The problem is I'm not sure what is the correct way of doing this. I tried to find textbooks or online sources for solution but all of them only show the APF for cubic or hexagonal close-packed (HCP) structure.
Attempt at solution:
As for as I know APF is determined by assuming atoms as rigid spheres and its radius is taken to be the maximal value such that the atoms do not overlap. So my best guess is that the calculation of APF can be illustrated in the picture I’ve drawn, as shown above
Given b-unique setting, $a$ and $c$ meet each other at angle $β$, and $a < b < c$ as shown in the picture:
$$\text{Radius}, r = \frac{1}{2} a$$
$$\text{Number of particle in the cell}, N = 1$$
$$\text{Volume of particle}, V_p = \frac{4}{3} \pi r^3 = \frac{1}{6} \pi a^3$$
$$\text{Volume of unit cell}, V_u = abc \sin (\beta)$$
$$\text{APF} = \frac{NV_p}{V_u} = \frac{ (1) ( \frac{1}{6} \pi a^3 ) }{ abc \sin (\beta) } = \frac{\pi a^2}{6bc \sin (\beta)}$$
I would appreciate it if someone could verify whether my method calculating APF for non-cubic and non-HCP crystal structure is valid or not.

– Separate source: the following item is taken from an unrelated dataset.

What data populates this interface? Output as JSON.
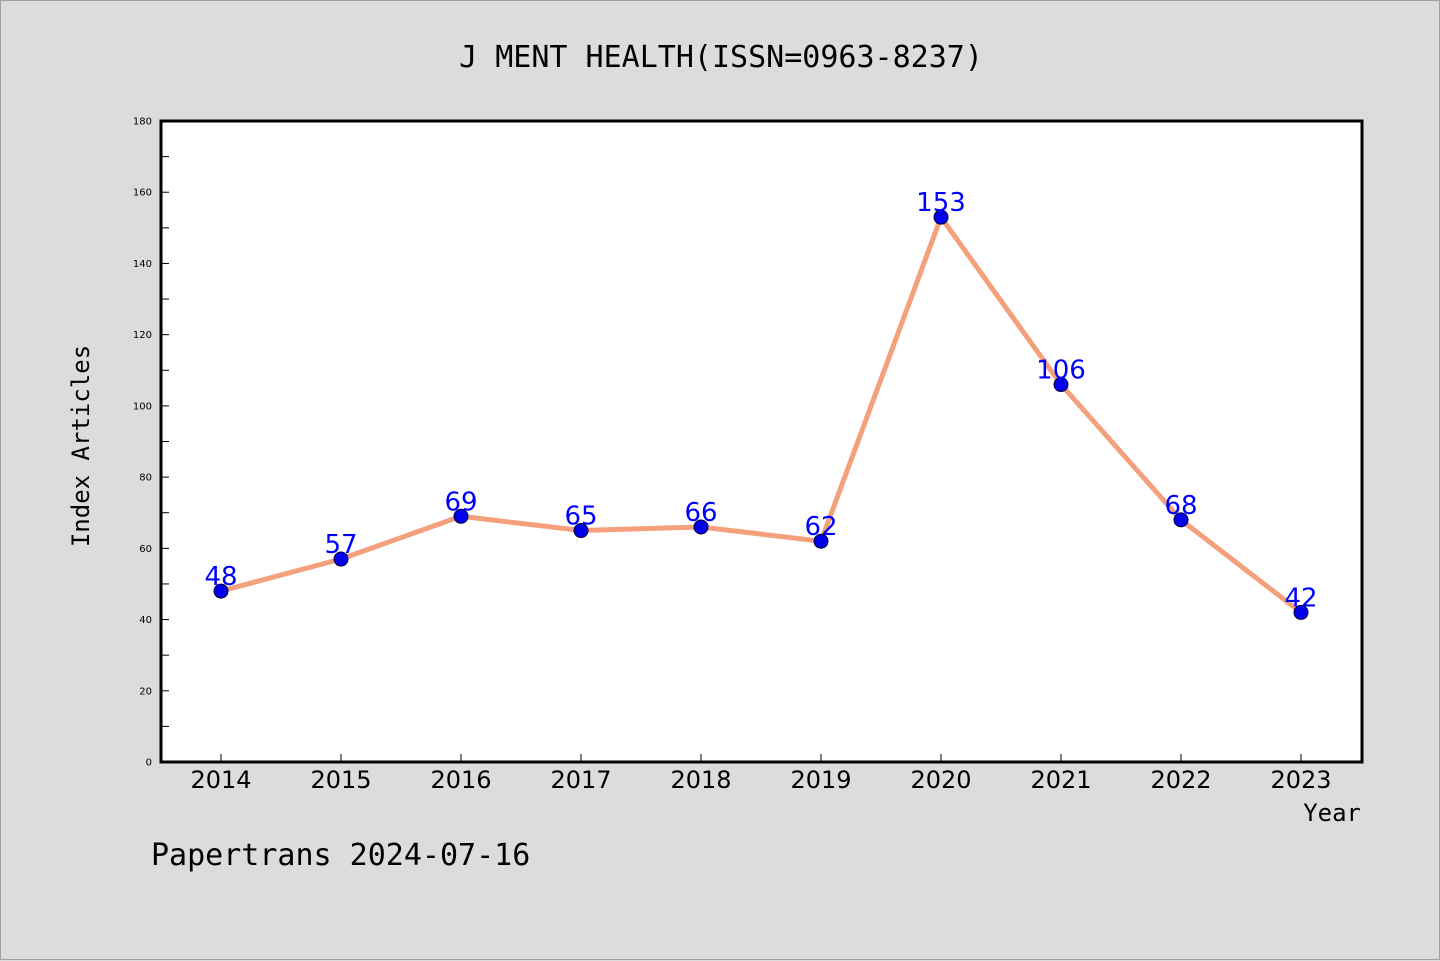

Actually is it relevant to calculate APF for crystal structure other than cubic or hexagonal close-packed structure? (e.g. Orthorhombic, Triclinic)
Best Answer
Calculating the packing factor for a monoclinic lattice does seem a strange thing to do, but whatever the lattice the packing factor is simply the volume of all the atoms in the unit cell divided by the volume of the unit cell:
$$ \text{APF} = \frac{N_\text{atoms}V_\text{atoms}}{V_\text{cell}} $$
And for a primitive cell obviously $N_\text{atoms}=1$.